A trademark is a designation that distinguishes the source of goods or services, usually a brand name or a model name. A trademark is uniquely associated with one source. For example, FRISBEE brand flying discs come only from one company. Most people may not know that this company is Wham-O, Inc. of Emeryville, California. However, they do know that FRISBEE brand comes only from one company. The trademark gives products or services immediate recognition of the reputation and quality associated with the source of products or services.
In the United States, “common law” rights are recognized in trademarks that are used in commerce. Israel, too, is a “use” country. Registration is important, but not mandatory. In “civil law” countries, e.g., in continental Europe, trademark rights are established by registration.
In “use” countries, a trademark is established by adoption and use. Adoption is the selection of a trademark. Use comprises marking the trademark on the goods or on containers or on labels attached to the goods, depending on the physical form of the goods, and moving the goods in commerce. Placing the brand name on a web page or in an advertisement is rarely considered to be use. Company names and domain names have a complex interrelationship with trademarks that cannot be addressed in a brief article. However, you should not depend on those items to establish use. The surest way to establish use is by traditional marking.
Once the trademark is adopted, it should be marked with the “TM” symbol when it is placed on labels or in advertising. Placing “TM” next to the mark does not require any formal action, e.g., filing an application. It is a notice to the world that you are claiming rights in a common law trademark. It should virtually always be done.
Be sure that the trademark acts as a brand name and not as a description of the goods. If a designation describes the goods, it is no longer identified with the source, and it loses its trademark significance. Aspirin, escalator, and thermos were once trademarks in the United States. Now they are dictionary words.
Conflict of one trademark with another depends on whether there is a likelihood of confusion in the marketplace as to the source of goods or services. Therefore, trademarks of others may be relevant, even if they are not the same and even if the goods or services are not the same. A likelihood of confusion may exist where the goods and services are related.
For example, a company making Vera brand scarves sued a company selling Vera brand cologne. The court noted that the makers of Halston cologne also made Halston scarves, and that both products were sold on the same floor of a department store. A likelihood of confusion was established since a customer could reasonably believe that Vera cologne would have the same source as Vera scarves. Therefore, the Vera cologne makers had to “cease and desist.” In contrast, in an old but classic case, Cadillac division of General Motors sued the makers of Cadillac dog food. The court did not believe that people would think that dog food would come from a motor vehicle manufacturer.

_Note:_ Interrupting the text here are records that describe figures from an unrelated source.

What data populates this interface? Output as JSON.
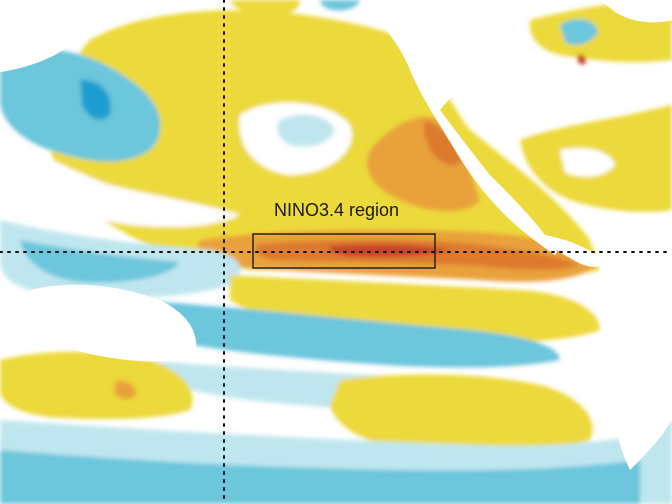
{
  "map": {
    "region_label": "NINO3.4 region",
    "reference_lines": [
      "equator",
      "dateline"
    ],
    "palette": {
      "land": "#ffffff",
      "light_blue": "#bfe6ee",
      "blue": "#6cc6dc",
      "deep_blue": "#1f9fd0",
      "pale_yellow": "#f3ef9a",
      "yellow": "#ecd93a",
      "orange": "#e9a23a",
      "dark_orange": "#dd7a2e",
      "red": "#c9452a",
      "box_stroke": "#222222"
    }
  }
}
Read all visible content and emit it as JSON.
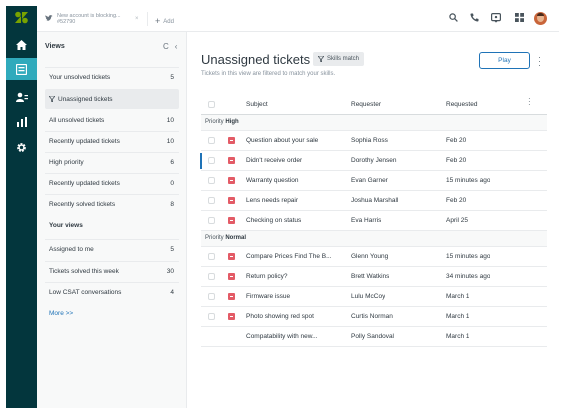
{
  "topbar": {
    "tab": {
      "title": "New account is blocking...",
      "ticket_id": "#52790",
      "close": "×"
    },
    "add_label": "Add"
  },
  "views_panel": {
    "heading": "Views",
    "refresh": "C",
    "collapse": "‹",
    "items": [
      {
        "label": "Your unsolved tickets",
        "count": "5"
      },
      {
        "label": "Unassigned tickets",
        "count": ""
      },
      {
        "label": "All unsolved tickets",
        "count": "10"
      },
      {
        "label": "Recently updated tickets",
        "count": "10"
      },
      {
        "label": "High priority",
        "count": "6"
      },
      {
        "label": "Recently updated tickets",
        "count": "0"
      },
      {
        "label": "Recently solved tickets",
        "count": "8"
      }
    ],
    "your_views_heading": "Your views",
    "your_views": [
      {
        "label": "Assigned to me",
        "count": "5"
      },
      {
        "label": "Tickets solved this week",
        "count": "30"
      },
      {
        "label": "Low CSAT conversations",
        "count": "4"
      }
    ],
    "more_label": "More >>"
  },
  "main": {
    "title": "Unassigned tickets",
    "skills_badge": "Skills match",
    "subtitle": "Tickets in this view are filtered to match your skills.",
    "play_label": "Play",
    "columns": [
      "Subject",
      "Requester",
      "Requested"
    ],
    "groups": [
      {
        "prefix": "Priority",
        "name": "High",
        "rows": [
          {
            "subject": "Question about your sale",
            "requester": "Sophia Ross",
            "requested": "Feb 20"
          },
          {
            "subject": "Didn't receive order",
            "requester": "Dorothy Jensen",
            "requested": "Feb 20"
          },
          {
            "subject": "Warranty question",
            "requester": "Evan Garner",
            "requested": "15 minutes ago"
          },
          {
            "subject": "Lens needs repair",
            "requester": "Joshua Marshall",
            "requested": "Feb 20"
          },
          {
            "subject": "Checking on status",
            "requester": "Eva Harris",
            "requested": "April 25"
          }
        ]
      },
      {
        "prefix": "Priority",
        "name": "Normal",
        "rows": [
          {
            "subject": "Compare Prices Find The B...",
            "requester": "Glenn Young",
            "requested": "15 minutes ago"
          },
          {
            "subject": "Return policy?",
            "requester": "Brett Watkins",
            "requested": "34 minutes ago"
          },
          {
            "subject": "Firmware issue",
            "requester": "Lulu McCoy",
            "requested": "March 1"
          },
          {
            "subject": "Photo showing red spot",
            "requester": "Curtis Norman",
            "requested": "March 1"
          },
          {
            "subject": "Compatability with new...",
            "requester": "Polly Sandoval",
            "requested": "March 1"
          }
        ]
      }
    ]
  },
  "colors": {
    "rail": "#03363d",
    "accent": "#1f73b7",
    "active_nav": "#30aabc",
    "priority_badge": "#e35b66"
  }
}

It is a good idea to research the rights of others before introducing a trademark into the marketplace. Having to change a trademark can be very expensive in terms of replacing products and advertising and also in terms of having to reestablish a new brand name. Getting the proper professional services will reduce the level of risk associated with a new trademark.
Registration is often sought because registered trademarks provide stronger rights and are easier to enforce. A number of different forms of registration are available, each with different costs and benefits. Individual states provide state trademark registrations.
The United States Patent and Trademark Office administers the well-known federal trademark registration denoted by the ® symbol. United States trademark owners may file international trademark registration applications based on their United States applications. We always recommend to discuss your trademark case with a competent trademark Attorney in your state.